Two mamas on Ward II, both of whom tested HIV-positive, were admitted this week with serious opportunistic infections. After they agreed to be tested and were then informed of their status, both separately refused counseling and registration at a Comprehensive Care Clinic -- ours or anyone else's. Although they could qualify for and receive free anti-retroviral drugs and medical care, Diana and Ritah cannot cope with the social stigma of their diagnosis. This is a recurring problem. Women in rural Kenya are afraid to be seen going to a CCC because their husbands may discover their status and dismiss them -- and quite possibly their children.

We cannot force them to get treatment, of course. We can only encourage them to go with their husbands to get (re-) tested together. In almost every situation, the husband has infected his wife/wives, but the female is the first to get sick. If a wife is diagnosed as HIV-positive, however, the husband will often refuse to be tested and will conveniently blame and abandon her. He will continue to infect other women while his wife and his children may die. PEPFAR funding and HIV/AIDS education have made great inroads in Africa, but social stigma is the same the world over.

Saturday, January 17, 2009

Return to Maseno

Christmas in New England was both unplanned and bittersweet... But my mother's final gift to me was precious time with family and friends. Thank you all, from North America to Africa and points between, for your love and support these past painful weeks.

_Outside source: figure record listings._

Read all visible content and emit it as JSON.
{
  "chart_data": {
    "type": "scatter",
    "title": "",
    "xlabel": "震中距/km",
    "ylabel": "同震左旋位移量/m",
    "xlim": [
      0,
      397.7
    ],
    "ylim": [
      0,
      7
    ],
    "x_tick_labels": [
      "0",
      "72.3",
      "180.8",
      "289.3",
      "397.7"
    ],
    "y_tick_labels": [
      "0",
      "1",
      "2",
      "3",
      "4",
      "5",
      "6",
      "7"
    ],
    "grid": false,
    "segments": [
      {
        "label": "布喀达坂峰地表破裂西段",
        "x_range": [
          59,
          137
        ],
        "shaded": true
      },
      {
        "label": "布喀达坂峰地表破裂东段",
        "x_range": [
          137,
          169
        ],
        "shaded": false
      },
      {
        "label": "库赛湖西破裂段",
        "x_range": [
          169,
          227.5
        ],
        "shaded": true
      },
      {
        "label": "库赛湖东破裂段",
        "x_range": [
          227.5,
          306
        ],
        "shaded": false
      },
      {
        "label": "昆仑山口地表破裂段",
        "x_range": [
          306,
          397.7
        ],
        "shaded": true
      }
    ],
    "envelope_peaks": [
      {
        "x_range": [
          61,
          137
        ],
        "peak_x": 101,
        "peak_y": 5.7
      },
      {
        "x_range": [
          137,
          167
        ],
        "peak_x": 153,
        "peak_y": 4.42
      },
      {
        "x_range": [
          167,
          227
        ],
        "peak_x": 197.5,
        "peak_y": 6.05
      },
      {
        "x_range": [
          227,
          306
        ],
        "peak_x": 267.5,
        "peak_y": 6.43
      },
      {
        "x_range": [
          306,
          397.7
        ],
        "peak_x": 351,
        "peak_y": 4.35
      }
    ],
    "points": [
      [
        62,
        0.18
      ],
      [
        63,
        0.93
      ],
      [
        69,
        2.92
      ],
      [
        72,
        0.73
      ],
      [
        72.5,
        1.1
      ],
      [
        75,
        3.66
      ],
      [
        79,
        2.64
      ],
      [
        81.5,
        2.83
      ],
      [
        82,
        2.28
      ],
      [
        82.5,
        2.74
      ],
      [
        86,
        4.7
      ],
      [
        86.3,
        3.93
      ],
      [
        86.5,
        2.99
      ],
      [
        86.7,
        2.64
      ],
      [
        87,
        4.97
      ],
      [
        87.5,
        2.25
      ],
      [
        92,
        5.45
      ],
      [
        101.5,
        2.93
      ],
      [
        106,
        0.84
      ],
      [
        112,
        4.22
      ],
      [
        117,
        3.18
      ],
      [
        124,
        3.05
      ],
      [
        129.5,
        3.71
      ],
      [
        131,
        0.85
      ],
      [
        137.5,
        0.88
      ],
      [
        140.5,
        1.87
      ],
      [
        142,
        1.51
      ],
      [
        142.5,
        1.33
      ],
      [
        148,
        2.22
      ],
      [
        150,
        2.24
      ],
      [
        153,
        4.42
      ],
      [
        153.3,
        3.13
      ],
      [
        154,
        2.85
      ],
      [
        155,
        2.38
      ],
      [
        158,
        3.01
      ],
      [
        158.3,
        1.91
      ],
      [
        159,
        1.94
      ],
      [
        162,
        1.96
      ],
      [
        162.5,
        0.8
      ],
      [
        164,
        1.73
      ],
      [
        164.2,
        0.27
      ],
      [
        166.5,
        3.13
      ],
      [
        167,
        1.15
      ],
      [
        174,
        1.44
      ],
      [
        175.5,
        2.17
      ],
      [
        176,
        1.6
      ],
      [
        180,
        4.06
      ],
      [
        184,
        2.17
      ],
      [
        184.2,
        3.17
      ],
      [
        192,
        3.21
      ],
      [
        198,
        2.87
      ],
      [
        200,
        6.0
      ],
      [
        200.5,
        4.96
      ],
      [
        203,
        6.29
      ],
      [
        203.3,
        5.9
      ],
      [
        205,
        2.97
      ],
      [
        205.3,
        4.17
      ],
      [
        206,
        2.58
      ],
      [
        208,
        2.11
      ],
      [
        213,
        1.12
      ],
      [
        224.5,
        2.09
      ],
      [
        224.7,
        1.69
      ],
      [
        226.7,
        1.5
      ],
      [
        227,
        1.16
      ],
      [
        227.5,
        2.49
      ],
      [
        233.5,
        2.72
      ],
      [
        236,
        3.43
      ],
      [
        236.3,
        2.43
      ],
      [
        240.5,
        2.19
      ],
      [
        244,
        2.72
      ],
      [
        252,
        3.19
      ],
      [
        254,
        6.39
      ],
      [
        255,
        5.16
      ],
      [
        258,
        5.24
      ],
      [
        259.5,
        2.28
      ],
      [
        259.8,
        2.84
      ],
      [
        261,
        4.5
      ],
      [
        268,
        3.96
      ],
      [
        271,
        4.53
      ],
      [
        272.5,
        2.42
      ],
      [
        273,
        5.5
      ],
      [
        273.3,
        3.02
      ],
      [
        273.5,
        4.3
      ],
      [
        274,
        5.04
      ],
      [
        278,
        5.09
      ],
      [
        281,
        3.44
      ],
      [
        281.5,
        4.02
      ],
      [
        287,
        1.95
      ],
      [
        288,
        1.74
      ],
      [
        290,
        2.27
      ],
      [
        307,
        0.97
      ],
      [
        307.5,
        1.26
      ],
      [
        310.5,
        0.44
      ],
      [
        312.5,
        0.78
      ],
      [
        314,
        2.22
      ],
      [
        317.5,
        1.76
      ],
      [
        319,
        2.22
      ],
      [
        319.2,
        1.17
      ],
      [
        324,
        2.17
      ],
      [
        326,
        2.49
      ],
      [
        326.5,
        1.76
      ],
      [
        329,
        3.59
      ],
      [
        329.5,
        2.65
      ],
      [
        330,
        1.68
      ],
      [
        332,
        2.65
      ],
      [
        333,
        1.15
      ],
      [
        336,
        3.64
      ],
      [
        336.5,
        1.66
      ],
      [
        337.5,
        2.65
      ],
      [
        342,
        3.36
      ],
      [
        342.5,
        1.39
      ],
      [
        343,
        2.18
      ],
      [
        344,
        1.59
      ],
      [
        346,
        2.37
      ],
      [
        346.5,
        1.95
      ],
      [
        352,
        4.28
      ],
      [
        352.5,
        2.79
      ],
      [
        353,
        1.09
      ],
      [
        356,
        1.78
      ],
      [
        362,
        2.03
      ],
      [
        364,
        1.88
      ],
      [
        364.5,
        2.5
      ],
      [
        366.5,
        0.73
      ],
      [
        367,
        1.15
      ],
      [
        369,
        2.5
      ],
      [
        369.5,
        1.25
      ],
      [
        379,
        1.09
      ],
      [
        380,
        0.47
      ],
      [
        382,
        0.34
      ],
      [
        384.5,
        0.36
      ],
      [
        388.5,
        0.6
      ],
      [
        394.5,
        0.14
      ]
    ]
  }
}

Thanks to Nan & Gerry, Emmah and Linet, re-entry in Maseno felt seamless after a classic Vineyard departure, fraught with high winds and canceled ferryboats. "Pole sana" ("I'm so sorry") neighbors kindly offer with extended hands, here just as there, about my mama's recent death. I returned one week ago to warm sunshine, welcoming hugs and the usual unusual array of presenting problems in our little mission hospital.

A 9-year-old boy suffering from severe malnutrition, jiggers and phimosis (look it up) needed circumcision. We kept Stephen an extra few days to feed him. A 36-year-old HIV-positive female presented with herpetic lesions involving the trigeminal nerve. Mary's left cornea was damaged; she has permanently lost her sight in that eye. A 14-year-old was admitted after an attempted abortion, a 21-year-old after an attempted suicide. Two wasted, almost skeletal, young women, one with TB and one with probable HIV encephalopathy, are not doing well. [Note: Jesca died the day after I wrote this entry.] And 7-year-old Beryl is suffering from the worst case of chickenpox I have ever seen; she is febrile, immuno-suppressed and perfectly miserable. Margaret, 14, was discharged after successful treatment for osteomyelitis in her left femur -- a condition that had gone undiagnosed for over a year at other medical facilities. Grace is a beautiful 12-year-old with severe red-cell aplasia/anemia; her prognosis is not good. Several babies with malaria have come for treatment and gone home. A young HIV-positive male was admitted two days ago with ascending bilateral neuropathy -- probable AIDP (acute inflammatory demyelinating polyneuropathy). And five drunken young men suffered a variety of hand, skull and clavicle fractures in a two-piki-piki RTA (motorized bicycle road traffic accident) last night. Life and death and time march on...

Speaking of time, January 20th is almost here, and all eyes in predominately-Luo/Luhya Maseno are on the U.S. presidential inauguration. Five babies named "Barack" were born in our small maternity wing this week, and fraternal twins named "Obama" and "Michelle" arrived two days ago. Michelle and her mama are pictured above. (Her brother is resting up for the big event.)

Epiphany blessings, Everyone. "Light one candle for hope," as our St. Andrew's, Edgartown, children recently and beautifully sang.